The goddess walks in from stage right. Today she's taken the form a beautiful woman, with long brown hair and sharp blue eyes. Braided into her hair are vines, and her feet are caked with wet mud. Two ram horns emerge from her forehead and curl back. She's dressed plainly, in a light grey gown flecked with dirt.

GODDESS: Why have you come to me? What do you seek that requires audience with the Goddess of the Earth?

MAN (bowing in reverence): Goddess, I have found myself lost in the world, and to regain my bearings.

She considers this.

GODDESS: My counseling is not to be taken lightly. Many find it difficult to accept the truths I offer. Unless you are willing to hear what you do not wish to, I would recommend you return to your home, and put thoughts of enlightenment aside. Knowing this, you may ask three questions of me, and no more. Choose them wisely.

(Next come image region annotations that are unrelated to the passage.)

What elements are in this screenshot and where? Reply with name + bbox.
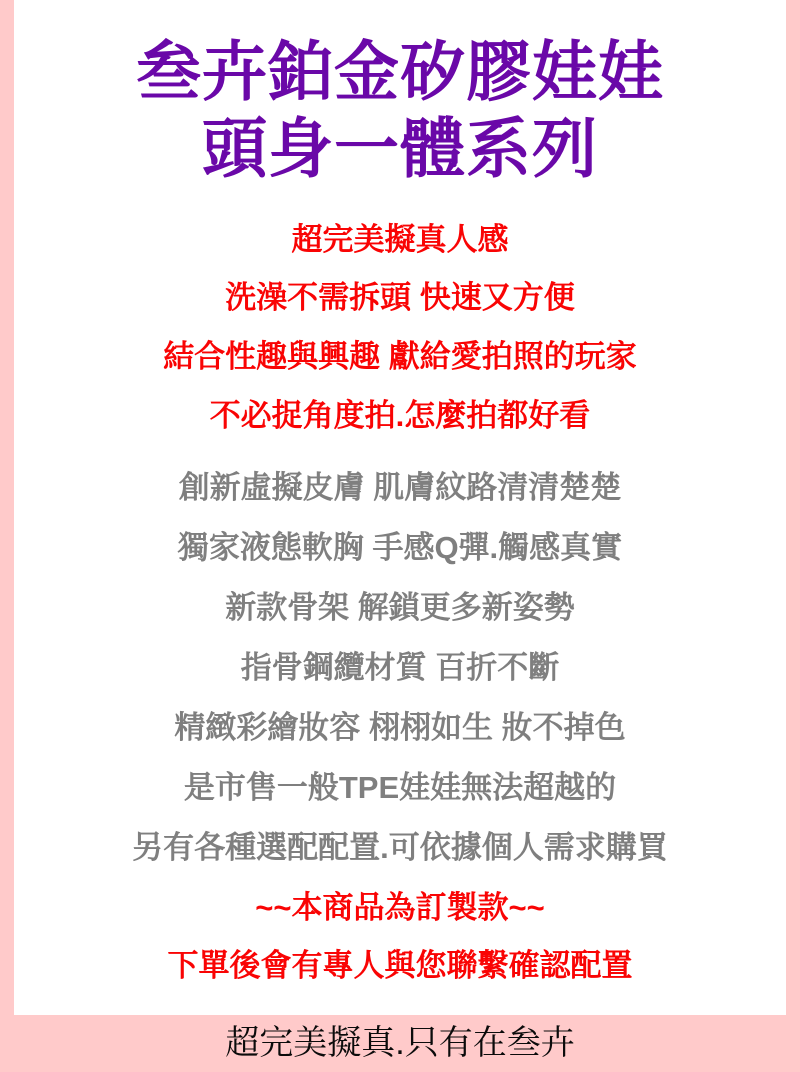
- feature-line-1: 創新虛擬皮膚 肌膚紋路清清楚楚: [178, 470, 622, 505]
- feature-line-6: 是市售一般TPE娃娃無法超越的: [183, 770, 617, 805]
- feature-line-4: 指骨鋼纜材質 百折不斷: [240, 650, 560, 685]
- product-title-line-2: 頭身一體系列: [201, 112, 598, 185]
- footer-bar: [0, 1015, 800, 1072]
- feature-line-7: 另有各種選配配置.可依據個人需求購買: [132, 830, 668, 865]
- highlight-line-1: 超完美擬真人感: [291, 222, 509, 257]
- footer-slogan: 超完美擬真.只有在叁卉: [225, 1024, 575, 1062]
- contact-after-order-note: 下單後會有專人與您聯繫確認配置: [167, 948, 633, 983]
- feature-line-5: 精緻彩繪妝容 栩栩如生 妝不掉色: [174, 710, 626, 745]
- feature-line-3: 新款骨架 解鎖更多新姿勢: [225, 590, 575, 625]
- highlight-line-2: 洗澡不需拆頭 快速又方便: [225, 280, 575, 315]
- highlight-line-3: 結合性趣與興趣 獻給愛拍照的玩家: [163, 339, 637, 374]
- feature-line-2: 獨家液態軟胸 手感Q彈.觸感真實: [177, 530, 623, 565]
- product-title-line-1: 叁卉鉑金矽膠娃娃: [135, 35, 664, 108]
- highlight-line-4: 不必捉角度拍.怎麼拍都好看: [209, 398, 591, 433]
- custom-order-note: ~~本商品為訂製款~~: [255, 890, 545, 925]
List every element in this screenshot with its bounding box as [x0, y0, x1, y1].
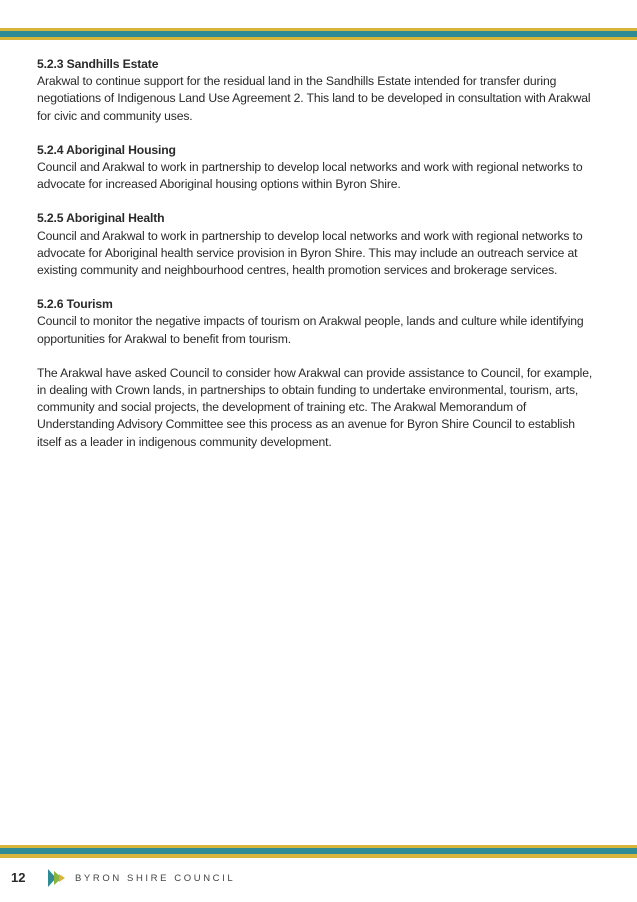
byron-shire-logo-icon	[46, 867, 66, 889]
section-heading: 5.2.5 Aboriginal Health	[37, 211, 165, 226]
organization-name: BYRON SHIRE COUNCIL	[75, 873, 236, 884]
page-footer	[0, 866, 637, 896]
section-sandhills-estate	[37, 56, 597, 125]
header-gold-stripe-lower	[0, 37, 637, 40]
header-decorative-band	[0, 28, 637, 42]
section-heading: 5.2.3 Sandhills Estate	[37, 57, 159, 71]
section-body: Arakwal to continue support for the residual land in the Sandhills Estate intended for transfer during negotiations of Indigenous Land Use Agreement 2. This land to be developed in consultation with Arakwal for civic and community uses.	[37, 74, 591, 123]
section-body: Council to monitor the negative impacts of tourism on Arakwal people, lands and culture while identifying opportunities for Arakwal to benefit from tourism.	[37, 314, 584, 346]
footer-gold-stripe-lower	[0, 854, 637, 858]
footer-decorative-band	[0, 845, 637, 859]
section-tourism	[37, 296, 597, 348]
section-aboriginal-health	[37, 210, 597, 279]
section-heading: 5.2.6 Tourism	[37, 297, 113, 312]
closing-paragraph-block	[37, 365, 597, 451]
page-content	[37, 56, 597, 468]
section-aboriginal-housing	[37, 142, 597, 194]
section-heading: 5.2.4 Aboriginal Housing	[37, 142, 176, 157]
section-body: Council and Arakwal to work in partnership to develop local networks and work with regional networks to advocate for Aboriginal health service provision in Byron Shire. This may include an outreach service at existing community and neighbourhood centres, health promotion services and brokerage services.	[37, 228, 583, 278]
closing-paragraph: The Arakwal have asked Council to consider how Arakwal can provide assistance to Council, for example, in dealing with Crown lands, in partnerships to obtain funding to undertake environmental, tourism, arts, community and social projects, the development of training etc. The Arakwal Memorandum of Understanding Advisory Committee see this process as an avenue for Byron Shire Council to establish itself as a leader in indigenous community development.	[37, 365, 593, 449]
section-body: Council and Arakwal to work in partnership to develop local networks and work with regional networks to advocate for increased Aboriginal housing options within Byron Shire.	[37, 160, 583, 192]
page-number: 12	[11, 870, 26, 885]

MAN: You are too kind Goddess. My first question is simple. Many years ago, I worked for an organization who committed terrible deeds to prevent worse ones from transpiring, which I assume you are aware of. Since leaving that organization, the atrocities I have committed rest heavy on my mind. Tell me, Goddess, what can I do to cleanse my spirit of my sins?

GODDESS (sighing): I am sorry, but your spirit is forever tainted. Your actions were born out of necessity, true, but the gods are not quick to forgive even then. The most you can strive for is to work to color your soul with kindness, and hope it is enough to outweigh what you have done.

MAN (nods): I see. Thank you for your frank reply. My second question is this. Since leaving that organization I have wandered the earth in an attempt to find a man I once wronged while working for them, who I assumed you know of. Where can I find this man?

GODDESS: The man you seek lives in the city of Hamburg, Germany, and does not wish to be found. What you did to him is not something he can forgive. If you truly want to help him, leave him where he is, with his family. It is not your place to meddle further in his life.

The man is silent for several moments before speaking again. This answer has greatly disturbed him.

MAN: Then I have a final question. In my lifetime, I have seen horrible things, things that threaten the foundation of life itself. I have come to realize that humanity is a very, very small thing when compared to the rest of the universe, and those who attempt to protect are only holding back the inevitable. So I ask you this: Why should I keep living? When I know there is no hope, why should I not end my life?

At this, the Goddess smiles.

GODDESS: Because, Bartholomew, there is hope. Humanity's end is not inevitable, merely a possibility. You act as if life follows a certain path, when really it is a maze with many different endings. Yes, it can be cruel. Yes, it can seem hopeless. But it can also be glorious and wonderful. What you see today won't be what you see tomorrow. Of all things, remember this: Nothing is unchangeable. Nothing is set in stone unless you will it to be. Now, you have had your questions. Leave this place, and do not return.

Bartholomew thinks on what she said for a moment, then bows deeply.

BARTHOLOMEW: Thank you for your wise words Goddess. I will take them into consideration.

He leaves the cave. Curtains close.


Jack,
I never really took Bart for much of a writer, but this is pretty interesting. I found it in the truck he left me in his will, along with a bunch of other writings like it. Do you think he could have been a former Bookburner? He never did like to talk about his past much.
- Luke


Stored in the 109th page of the Ophiuchus Codex.